20 julho 2025

Quando conhecer seus ídolos estraga a música

Por Júlio Feriato

Este é um texto honesto de alguém que cresceu ouvindo heavy metal e que, por algum tempo, contribuiu com paixão para a divulgação e propagação do gênero. Não se trata de atacar nomes ou apontar dedos, mas de expor verdades incômodas que muitos preferem ignorar. E, se você se incomodar, talvez seja porque a carapuça, de fato, lhe serve.

Durante os anos em que apresentei o Heavy Nation no UOL, ao lado da Paula Baldassarri e da Fernanda Lira, vivi o que muitos considerariam um sonho: estar frente a frente com os ídolos, conversar com lendas da cena metal, frequentar bastidores e testemunhar de perto o que, para a maioria, permanece envolto em névoa e distorção.

Mas esse privilégio veio com um preço. A decepção não tarda a chegar quando a cortina desce e os holofotes se apagam. O que sobra, muitas vezes, é o ruído do ego, da arrogância e de comportamentos que desmontam a imagem que, por anos, a música ajudou a construir.

Não são poucos os artistas que, fora dos palcos e dos estúdios, revelam um comportamento que vai do ego inflado à completa falta de empatia. Pessoas que, com um microfone na mão, discursam sobre união, respeito e resistência, mas que, nos bastidores, agem como tiranos com seus colegas, desdenham os fãs ou carregam atitudes problemáticas que não combinam com a potência da arte que produzem.
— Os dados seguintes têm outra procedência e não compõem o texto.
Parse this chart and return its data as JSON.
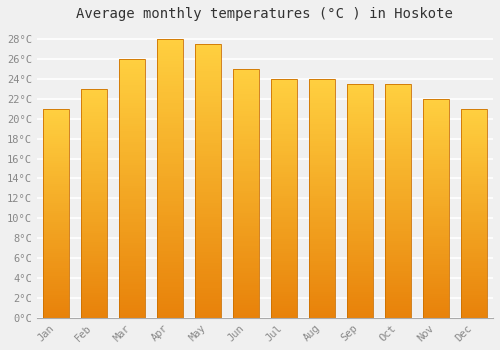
{
  "title": "Average monthly temperatures (°C ) in Hoskote",
  "months": [
    "Jan",
    "Feb",
    "Mar",
    "Apr",
    "May",
    "Jun",
    "Jul",
    "Aug",
    "Sep",
    "Oct",
    "Nov",
    "Dec"
  ],
  "temperatures": [
    21.0,
    23.0,
    26.0,
    28.0,
    27.5,
    25.0,
    24.0,
    24.0,
    23.5,
    23.5,
    22.0,
    21.0
  ],
  "bar_color_bottom": "#E8820A",
  "bar_color_top": "#FFD040",
  "bar_color_edge": "#CC7000",
  "ylim": [
    0,
    29
  ],
  "yticks": [
    0,
    2,
    4,
    6,
    8,
    10,
    12,
    14,
    16,
    18,
    20,
    22,
    24,
    26,
    28
  ],
  "ytick_labels": [
    "0°C",
    "2°C",
    "4°C",
    "6°C",
    "8°C",
    "10°C",
    "12°C",
    "14°C",
    "16°C",
    "18°C",
    "20°C",
    "22°C",
    "24°C",
    "26°C",
    "28°C"
  ],
  "background_color": "#f0f0f0",
  "plot_bg_color": "#f0f0f0",
  "grid_color": "#ffffff",
  "title_fontsize": 10,
  "tick_fontsize": 7.5,
  "font_family": "monospace",
  "tick_color": "#888888"
}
Claro, conheço exceções. Músicos corretos, éticos, humildes. Gente generosa, coerente com o que canta. Mas são raros. A regra, infelizmente, é outra — e sustentada por uma cena que ainda prefere o mito à verdade, a nostalgia ao posicionamento.

Recentemente, essa percepção me bateu de novo, com força. Em uma conversa com um amigo, trocamos confidências e lembranças — e foi impossível não concluir: muitos dos artistas que moldaram nossas trajetórias são, fora dos palcos, pessoas que jamais respeitaríamos se não tivessem uma guitarra na mão ou um logo cultuado estampado no backdrop.

O mais doloroso é perceber como atitudes machistas, homofóbicas e, cada vez mais, fascistóides têm se tornado comuns entre músicos respeitados da cena. São figuras que, no palco, posam de rebeldes, mas, fora dele, endossam narrativas reacionárias, autoritárias e perigosamente alinhadas com o que há de mais podre na sociedade.

Também há os que usam a imprensa como arma. Recentemente, tivemos o caso de um músico veterano, muito respeitado na cena por sua história — e que eu também admirava —, utilizando uma entrevista para espalhar mentiras descaradas sobre outra banda. Ataques disfarçados de opinião sincera, insinuações plantadas com o objetivo claro de sabotar colegas e, claro, promover a própria imagem. A vaidade nesse meio é barulhenta — mais alta até que o volume dos amplificadores. E deu certo. A banda dele, que andava esquecida, voltou aos holofotes por causa dessa entrevista.

E é aí onde quero chegar. Fica difícil seguir ouvindo certas bandas cujos integrantes têm esse tipo de atitude. Os riffs continuam potentes. As letras, intactas. Mas algo se quebra. Porque não dá para dissociar a arte de quem a faz quando você já viu — ou ouviu — demais. Quando o mesmo sujeito que grita por liberdade no microfone compartilha fake news nas redes sociais, esconde assédio sob silêncio cúmplice ou sabota gente honesta nos bastidores.

Não se trata de exigir santidade. Todos erram. Mas há uma diferença entre tropeçar e cultivar o erro como método, entre ser humano e ser escroto. E quando isso fica claro, a mágica se esvai.

Hoje, ouço música de outro jeito. Com mais cuidado. Não basta soar bem — preciso saber quem está por trás daquele som. Às vezes, continuar fã à distância é uma forma de preservar a beleza. Em outros casos, é preciso simplesmente parar de ouvir. Porque há bandas que não cabem mais na minha playlist — e nem nos meus princípios.

O metal foi minha escola, minha religião, meu abrigo. E ainda pode ser esse lugar. Mas, para isso, precisamos deixar o barulho da distorção dar espaço à escuta crítica. Precisamos olhar para quem está no palco — e decidir se vale a pena continuar aplaudindo.